In the UK we don't like the thought of eating horse meat, but it turns out that's exactly what many of us have been doing, even though we weren't aware of it at the time. Equally, recent tests have shown that those who don't eat pork for cultural reasons may also have been ingesting something they didn't want to. While neither of these examples of food fraud is hazardous to health, adulteration of food and drink can be dangerous: methanol in counterfeit vodka can cause damage to the brain and eyesight, while the addition of melamine to baby milk in China in 2001 caused scores of infant deaths before it was discovered.

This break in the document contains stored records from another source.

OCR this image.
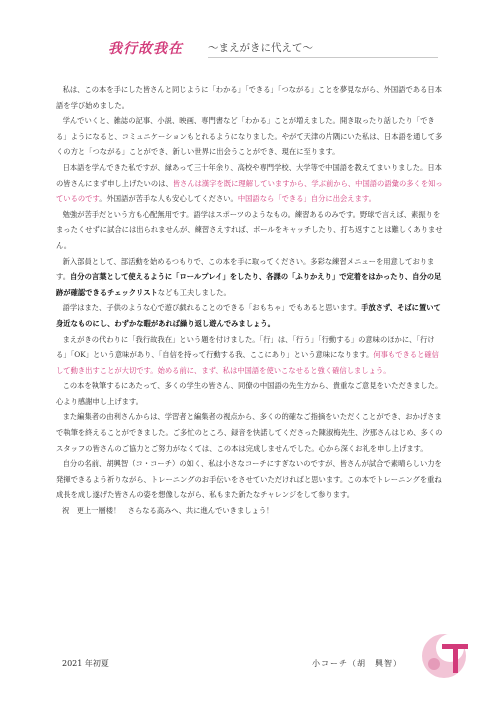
我行故我在 ～まえがきに代えて～

私は、この本を手にした皆さんと同じように「わかる」「できる」「つながる」ことを夢見ながら、外国語である日本語を学び始めました。

学んでいくと、雑誌の記事、小説、映画、専門書など「わかる」ことが増えました。開き取ったり話したり「できる」ようになると、コミュニケーションもとれるようになりました。やがて天津の片隅にいた私は、日本語を通して多くの方と「つながる」ことができ、新しい世界に出会うことができ、現在に至ります。

日本語を学んできた私ですが、縁あって三十年余り、高校や専門学校、大学等で中国語を教えてまいりました。日本の皆さんにまず申し上げたいのは、皆さんは漢字を既に理解していますから、学ぶ前から、中国語の語彙の多くを知っているのです。外国語が苦手な人も安心してください。中国語なら「できる」自分に出会えます。

勉強が苦手だという方も心配無用です。語学はスポーツのようなもの。練習あるのみです。野球で言えば、素振りをまったくせずに試合には出られませんが、練習さえすれば、ボールをキャッチしたり、打ち返すことは難しくありません。

新入部員として、部活動を始めるつもりで、この本を手に取ってください。多彩な練習メニューを用意しております。自分の言葉として使えるように「ロールプレイ」をしたり、各課の「ふりかえり」で定着をはかったり、自分の足跡が確認できるチェックリストなども工夫しました。

語学はまた、子供のような心で遊び戯れることのできる「おもちゃ」でもあると思います。手放さず、そばに置いて身近なものにし、わずかな暇があれば繰り返し遊んでみましょう。

まえがきの代わりに「我行故我在」という題を付けました。「行」は、「行う」「行動する」の意味のほかに、「行ける」「OK」という意味があり、「自信を持って行動する我、ここにあり」という意味になります。何事もできると確信して動き出すことが大切です。始める前に、まず、私は中国語を使いこなせると強く確信しましょう。

この本を執筆するにあたって、多くの学生の皆さん、同僚の中国語の先生方から、貴重なご意見をいただきました。心より感謝申し上げます。

また編集者の由利さんからは、学習者と編集者の視点から、多くの的確なご指摘をいただくことができ、おかげさまで執筆を終えることができました。ご多忙のところ、録音を快諾してくださった陳淑梅先生、汐那さんはじめ、多くのスタッフの皆さんのご協力とご努力がなくては、この本は完成しませんでした。心から深くお礼を申し上げます。

自分の名前、胡興智（コ・コーチ）の如く、私は小さなコーチにすぎないのですが、皆さんが試合で素晴らしい力を発揮できるよう祈りながら、トレーニングのお手伝いをさせていただければと思います。この本でトレーニングを重ね成長を成し遂げた皆さんの姿を想像しながら、私もまた新たなチャレンジをして参ります。

祝　更上一層楼！　さらなる高みへ、共に進んでいきましょう！

2021 年初夏	小コーチ（胡　興智）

Cartoon of a food analysis laboratory

© The Hit Man

Defence against the dark arts

So what stands in the way of the food fraudsters, and protects the public from harm? The first line of defence comes in the form of the army of analytical scientists working for public analyst labs, private testing companies and government departments, like Defra and the Food Standards Agency (FSA). Using methods like real-time PCR and ELISA immunoassays scientists can detect traces of horse DNA at levels less than 0.01%, and horse meat protein at 1%. That's pretty good, so why wasn't horse meat detected earlier, and prevented from getting onto the supermarket shelves? 

The reason the fraudsters got away with things for so long is that testing on its own is not enough to detect such crimes. Flying in the face of everything we've learned from TV shows like CSI, Dexter and Silent Witness, testing is targeted and specific. A machine or method does not exist that will simply identify the different animal species present in a sample, each one must be searched for individually, which means we have to know what we are looking for in the first place in order to find it.

Ever eaten giraffe?

Horse meat was found because that was what was being searched for, but where do we stop? Do we look for traces of giraffe? Zebra? Armadillo? It's impossible to test for everything, which is where intelligence comes in. If the analysts know what is likely to be used in the adulteration of foodstuffs, this can narrow the search by a huge margin, and increase the chances of detecting food fraud. 

Intelligence can come from a variety of sources. The food industry itself is a good one, with companies reporting rumours that they have heard about competitors acting in an unfair way.

A knowledge of history is useful too: this is the third big horse meat scandal since the war, and what has fooled people once will undoubtedly fool them again.